Covenant News
Must Challenge Barriers to Reach World
By Stan FriedmanKEYSTONE, CO (June 22, 2005) - What does it mean to be mission friends? What barriers do Christians need to break through to become even more effective in reaching a rapidly changing world?
Those were among the questions intended to inspire those attending the second of three evening worship services during the 120th Annual Meeting of the Evangelical Covenant Church.
The evening focused on world mission initiatives and included the
commissioning of short-term and project ministries. A procession of 32
flags at the beginning of the service was a visual reminder of the
breadth of the denomination's love for others. An opening prayer offered
in Spanish by Jorge Julian Perez, the president of the Federation of
Covenant Churches in Colombia, was an audible reminder.
"The Covenant church around the world - that is what we celebrate tonight," said Curt Peterson, executive minister of the Department of World Mission in opening the service. The connectedness among those who leave and those who stay behind and support was celebrated and emphasized during the service. In a departure from tradition, the commissioned missionaries stood among the gathering of more than 400 for the laying on of hands and prayer. People prayed over the missionaries as they felt led.
Those commissioned included project missionaries who will start new works in St. Petersburg, Russia, and Rio de Janeiro, Brazil. Having made seven mission trips to Mexico with First Covenant Church in Rockford, Illinois, a family of four is leaving to do short-term work with an affiliation of churches there.
But even as the work was celebrated, two pastors from the multiethnic, multi-campus NewSong Church in Irvine, Los Angeles and north Orange County, California, drew from Luke 5:17-26 (the man on a mat lowered through a roof by four friends so that Jesus could heal him) as the text for their remarks. "They were mission friends," said Adam Edgerly. "They were going to get their friend to Jesus by any means necessary."
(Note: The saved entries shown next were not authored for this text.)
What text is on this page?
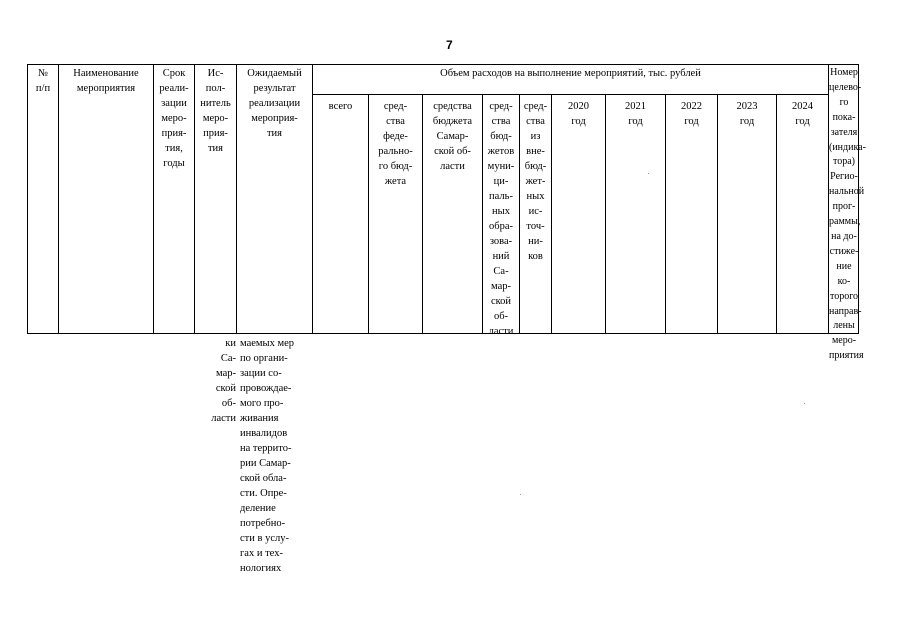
7
№
п/п
Наименование
мероприятия
Срок
реали-
зации
меро-
прия-
тия,
годы
Ис-
пол-
нитель
меро-
прия-
тия
Ожидаемый
результат
реализации
мероприя-
тия
Объем расходов на выполнение мероприятий, тыс. рублей
всего	сред-
ства
феде-
рально-
го бюд-
жета
средства
бюджета
Самар-
ской об-
ласти
сред-
ства
бюд-
жетов
муни-
ци-
паль-
ных
обра-
зова-
ний
Са-
мар-
ской
об-
ласти
сред-
ства
из
вне-
бюд-
жет-
ных
ис-
точ-
ни-
ков
2020
год
2021
год
2022
год
2023
год
2024
год
Номер
целево-
го пока-
зателя
(индика-
тора)
Регио-
нальной
прог-
раммы,
на до-
стиже-
ние ко-
торого
направ-
лены
меро-
приятия
ки
Са-
мар-
ской
об-
ласти
маемых мер
по органи-
зации со-
провождае-
мого про-
живания
инвалидов
на террито-
рии Самар-
ской обла-
сти. Опре-
деление
потребно-
сти в услу-
гах и тех-
нологиях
Edgerly and David Gibbons (upper photo) asked, "What does it mean to be a mission friend?" Gibbons began by focusing on the person who was lowered through the roof. "A mission friend is about letting your friend carry your mat," he said.
In the past, leaders have been told to lead out of their strengths, "and we bought it hook, line and sinker," Gibbons said. Biblical leadership actually means leading out of weakness and the pain that people have experienced. "That pain becomes our platform for our proclamation of the grace of God," Gibbons said.
Being a mission friend means doing whatever it takes to serve others, the pair noted. Edgerly shared how the leadership team at NewSong had struggled in their relationships with one another. The church's one-word mission statement is "reconciliation," but the team members learned they had not been reconciled to one another after suffering hurts. The team shared hurts and became reconciled and committed to serving one another, no matter the cost, Edgerly said.
Mission friends also break through barriers as symbolized through the four friends' determination to lower the man through the roof. Gibbons suggested seven barriers the church must break through to continue reaching others:
- Comfort: "For too many of us, we like it just the way it is," Gibbons said. "There's no way you can make a difference unless you are willing to sacrifice everything."
- Conflict: "If you're healthy, you're going to have conflict," Gibbons said, but whether people are willing to address the conflict will determine their ability to serve. "Unless you can deal with it, you're not going to be considered authentic," he explained.
- Culture: Christians need to be "third culture" people who are able to dwell among different cultures simultaneously. Those cultures may be ethnic or generational, he added.
- Cash flow: "We say we can't do something because we don't have enough money," Gibbons said, adding that "we actually are in a state of atrophy" if strategic planning is based on money.
- Control: "We have an aversion to chaos," Gibbons said, but innovators have always been comfortable with chaos. "Innovation never happened from the center; it always happened from the fringes."
- Church/Christianity: The gospel first must be about compassion before proclamation. Around much of the world, the words church and Christianity turn people off because people associate the words with the crusades and warring.
- Centralization: "Our tendency always is to go inward and to build a fort around it, to build big walls," Gibbons said. "God is infinite. There has to be some form of mystery if we're intersecting with God."
Gibbons is seeking to break through those barriers himself as he and his
family at the end of August help plant an international church and
initiate a coinciding community development work in Bangkok, Thailand.
Jim Gustafson (lower photo), former Covenant missionary to Thailand and former executive minister of the Department of World Mission, is helping to develop the project. He told the gathering at the beginning of the service, "The Covenant is an arrow shot into the world from the bow of God."